Het is trouwens ook niet zo dat Just maar elke aangespoelde zeehond naar zijn opvang wil halen.
“Wat moet ik nou doen als ik een zeehond op het strand zie liggen?“
“Niks, gewoon lekker laten liggen. Wij liggen ook wel eens op het strand, gewoon voor ons plezier. Dat kan bij hem ook zo zijn, misschien is die op zijn broer aan het wachten, of op de rest van zijn familie. Als ie nou een hele tijd daar ligt en hij beweegt niet meer en er is iets, dan moet je ons bellen. Dan komen we kijken of er echt iets aan de hand is en dan nemen we hem mee.”
“Maar als ie gewoon aan het chillen is, is er niks aan de hand.”

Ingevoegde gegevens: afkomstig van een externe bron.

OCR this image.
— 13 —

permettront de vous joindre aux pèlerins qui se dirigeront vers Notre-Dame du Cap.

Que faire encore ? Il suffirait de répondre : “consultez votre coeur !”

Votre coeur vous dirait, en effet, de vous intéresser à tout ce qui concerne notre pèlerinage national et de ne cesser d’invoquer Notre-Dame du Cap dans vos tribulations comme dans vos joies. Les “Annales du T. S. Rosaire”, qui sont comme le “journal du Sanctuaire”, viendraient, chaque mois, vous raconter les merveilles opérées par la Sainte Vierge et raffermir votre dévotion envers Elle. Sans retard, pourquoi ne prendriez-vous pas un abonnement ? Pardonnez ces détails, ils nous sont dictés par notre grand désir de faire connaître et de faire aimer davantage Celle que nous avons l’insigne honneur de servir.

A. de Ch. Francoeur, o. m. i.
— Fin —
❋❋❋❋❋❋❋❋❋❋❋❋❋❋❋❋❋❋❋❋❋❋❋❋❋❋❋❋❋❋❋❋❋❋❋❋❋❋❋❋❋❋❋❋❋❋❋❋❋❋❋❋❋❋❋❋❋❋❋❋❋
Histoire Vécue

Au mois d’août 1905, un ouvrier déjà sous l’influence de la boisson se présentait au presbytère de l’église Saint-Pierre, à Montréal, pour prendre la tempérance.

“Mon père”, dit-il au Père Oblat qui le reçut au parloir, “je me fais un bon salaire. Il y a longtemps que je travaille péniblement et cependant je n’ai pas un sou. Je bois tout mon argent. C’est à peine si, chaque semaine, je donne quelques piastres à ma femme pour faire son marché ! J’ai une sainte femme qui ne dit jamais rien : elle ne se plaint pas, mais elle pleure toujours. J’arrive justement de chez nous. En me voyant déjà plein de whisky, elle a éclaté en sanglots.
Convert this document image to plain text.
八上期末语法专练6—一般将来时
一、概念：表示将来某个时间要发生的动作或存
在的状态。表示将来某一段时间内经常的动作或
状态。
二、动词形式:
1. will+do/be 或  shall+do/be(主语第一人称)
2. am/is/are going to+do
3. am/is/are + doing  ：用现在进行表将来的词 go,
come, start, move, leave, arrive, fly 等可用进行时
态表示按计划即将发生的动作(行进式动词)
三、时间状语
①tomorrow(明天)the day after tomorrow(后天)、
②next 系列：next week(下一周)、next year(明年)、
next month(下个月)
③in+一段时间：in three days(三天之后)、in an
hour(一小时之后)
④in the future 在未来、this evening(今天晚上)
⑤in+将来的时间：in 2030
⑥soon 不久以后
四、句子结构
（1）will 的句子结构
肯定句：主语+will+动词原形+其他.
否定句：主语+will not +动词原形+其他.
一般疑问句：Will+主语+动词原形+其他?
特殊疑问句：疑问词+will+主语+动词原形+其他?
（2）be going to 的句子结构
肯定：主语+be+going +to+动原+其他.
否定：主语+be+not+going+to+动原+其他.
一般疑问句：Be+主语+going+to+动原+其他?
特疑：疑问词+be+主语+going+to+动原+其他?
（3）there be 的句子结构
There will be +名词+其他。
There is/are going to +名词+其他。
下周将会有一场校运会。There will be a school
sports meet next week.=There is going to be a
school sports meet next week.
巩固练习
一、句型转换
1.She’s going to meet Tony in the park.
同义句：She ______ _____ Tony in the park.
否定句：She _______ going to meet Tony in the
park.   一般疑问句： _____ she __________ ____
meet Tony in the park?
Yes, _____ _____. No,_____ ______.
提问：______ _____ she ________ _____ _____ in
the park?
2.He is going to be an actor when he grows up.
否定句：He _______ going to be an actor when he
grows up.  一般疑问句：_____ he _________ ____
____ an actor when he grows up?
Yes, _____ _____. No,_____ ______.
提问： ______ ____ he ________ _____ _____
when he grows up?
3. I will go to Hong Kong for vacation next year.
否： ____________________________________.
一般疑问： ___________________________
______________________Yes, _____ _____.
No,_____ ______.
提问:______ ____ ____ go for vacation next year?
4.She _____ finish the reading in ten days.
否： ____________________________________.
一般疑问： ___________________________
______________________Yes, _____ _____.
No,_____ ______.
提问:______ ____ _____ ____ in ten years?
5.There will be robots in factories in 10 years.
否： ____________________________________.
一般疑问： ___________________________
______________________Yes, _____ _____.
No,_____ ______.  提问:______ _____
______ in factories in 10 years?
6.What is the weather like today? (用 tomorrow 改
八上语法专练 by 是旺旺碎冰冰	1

“Als ie gewoon ligt te liggen, laat lekker liggen.”
Niet weer de sjaal van je hè. Dat gaat niet werken, ik zeg het je. Ze moeten die sjaal van je niet.
“Ik weet niet hoe het bij jou zit, maar als ik een dier in nood zie, wil ik helpen. Dat gaat automatisch. Er is wel verschil tussen het helpen van de kat van je buren of een wilde zeehond. De buren zijn heel blij als je hun ‘pantertje’ of ‘mitsie’ thuisbrengt, maar in de natuur ligt het toch even iets anders. Door wilde dieren te veel te verzorgen, kun je de natuur in gevaar brengen. Maakt het toch wel erg lastig.”